The findings suggest that the communicated risk may only apply to patients with very recent ischemic stroke.
Shreyansh Shah, MBBS
Patients who have had a prior ischemic stroke in the previous 14 days face an increased risk for intravenous tissue plasminogen activator- (IV tPA) related intracranial hemorrhage, according to results of a retrospective observational study published in Circulation: Cardiovascular Quality and Outcomes.1
History of recent ischemic stroke is typically considered to be a contraindication for IV tPA, though available studies have had inconsistent results. While the FDA updated the drug label in 2015 to no longer list recent stroke as a contraindication,2 the topic remains hotly debated among physicians.
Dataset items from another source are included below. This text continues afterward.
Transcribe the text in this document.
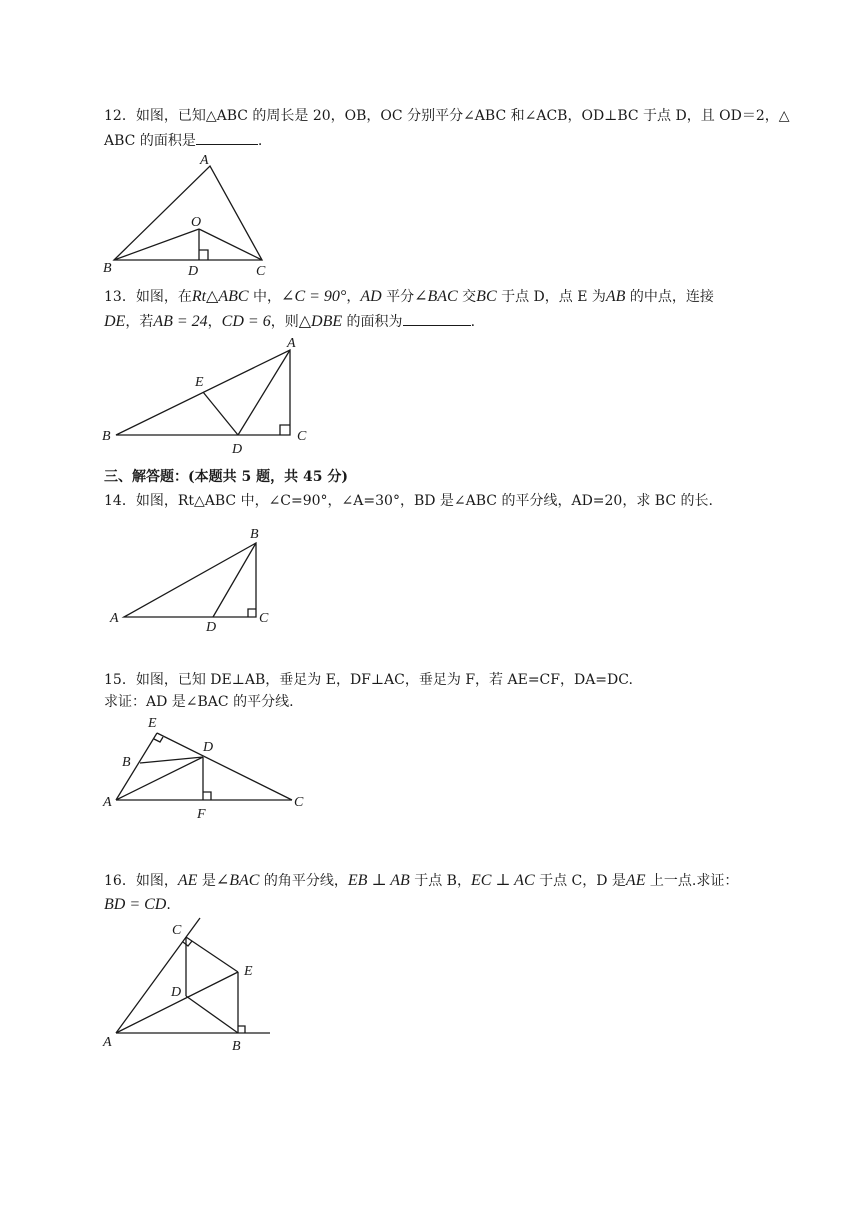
12．如图，已知△ABC 的周长是 20，OB，OC 分别平分∠ABC 和∠ACB，OD⊥BC 于点 D，且 OD＝2，△
ABC 的面积是	.
A
O
B	D	C
13．如图，在Rt△ABC 中，∠C = 90°，AD 平分∠BAC 交BC 于点 D，点 E 为AB 的中点，连接
DE，若AB = 24，CD = 6，则△DBE 的面积为	.
A
E
B
D
C
三、解答题：(本题共 5 题，共 45 分)
14．如图，Rt△ABC 中，∠C=90°，∠A=30°，BD 是∠ABC 的平分线，AD=20，求 BC 的长.
A
B
C
D
15．如图，已知 DE⊥AB，垂足为 E，DF⊥AC，垂足为 F，若 AE=CF，DA=DC.
求证：AD 是∠BAC 的平分线.
E
D
B
A
F
C
16．如图，AE 是∠BAC 的角平分线，EB ⊥ AB 于点 B，EC ⊥ AC 于点 C，D 是AE 上一点.求证：
BD = CD.
C
E
D
A	B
In order to better understand the risk associated with giving IV tPA to patients with prior ischemic stroke, researchers led by Shreyansh Shah, MBBS, assistant professor of neurology at Duke University School of Medicine, and colleagues evaluated data on treatment complications and in-hospital outcomes of IV tPA from the American Heart Association and American Stroke Association Get With The Guidelines—Stroke registry. They examined the relationship between prior stroke and IV tPA-related outcomes in patients with a history of stroke over the following time periods: 1 to 14, 15 to 30, 31 to 90, 91 to 180, and 181 to 365 days.
Patients included in the analysis were treated with IV tPA within 4.5 hours of symptom onset. Ultimately, data from 31,987 patients (median age, 90) were included. Of those, 293 had a prior stroke within 90 days, 434 between 91 and 180 days, 605 between 181 and 365 days, and 30,655 had no history of stroke. Notably, patients who had a prior stroke within 90 days were more likely than those with no history of stroke to have coexisting medical conditions, including coronary artery disease, diabetes, carotid stenosis, and dyslipidemia. They were also more likely to be on medications, include antiplatelets and antihypertensives. These patients also had a higher initial National Institutes of Health Stroke Scale scores.
Patients with prior ischemic stroke within 90 days had higher rates of symptomatic intracranial hemorrhage than those with no prior history of stroke, though these findings were not statistically significant after adjustment (adjusted odds ratio [aOR] 1.50; 95% CI, 0.95—2.37). Similar non-statistically significant differences were observed for life-threatening or systemic hemorrhage, serious tPA-related complications, and in-hospital mortality rates.
When stratified by time since prior stroke, the only group of patients who had an increased risk for symptomatic intracranial hemorrhage were those who had a stroke within the 14 days prior (16.3% vs 4.8%; aOR 3.7; 95% CI, 1.62—8.43). Notably, the rate of in-hospital mortality/discharge to hospice was 25.9% in patients with prior stroke versus those with no prior history of stroke (17%; aOR 1.70; 95% CI, 1.21–2.38). They were also less likely to be discharged to home (28.3% vs32.3%; aOR 0.72; 95% CI, 0.54–0.98) and to have good functional outcomes at discharge (modified Rankin Scale, 0–1; 11.3% vs 20.0%; aOR 0.46; 95% CI, 0.24–0.89).
“While the current AHA/ASA guidelines recommend that use of IV tPA in patients presenting with AIS who have had a prior ischemic stroke within 3 months may be harmful… findings from our study indicated that the impact of prior stroke on IV tPA outcomes might vary according to the timing of the recent stroke,” the authors wrote. “Physicians need to continue to be vigilant about the safety of IV tPA in patients with more recent prior stroke, and individualized decision-making is needed to judge whether the benefits outweigh the risks for using IV tPA in patients with more remote history of stroke.”
1. Shah S, Liang L, Kosinski A, et al. Safety and outcomes of intravenous tPA in acute ischemic stroke patients with prior stroke within 3 months: findings from Get With The Guidelines-Stroke. Circ Cardiovasc Qual Outcomes. 2020;13(1):e00603 doi: 10.1161/CIRCOUTCOMES.119.006031.
2. United States Food and Drug Administration label for ACTIVASE. Available at: accessdata.fda.gov/drugsatfda_docs/label/2015/103172s5203lbl.pdf. Accessed January 8, 2020.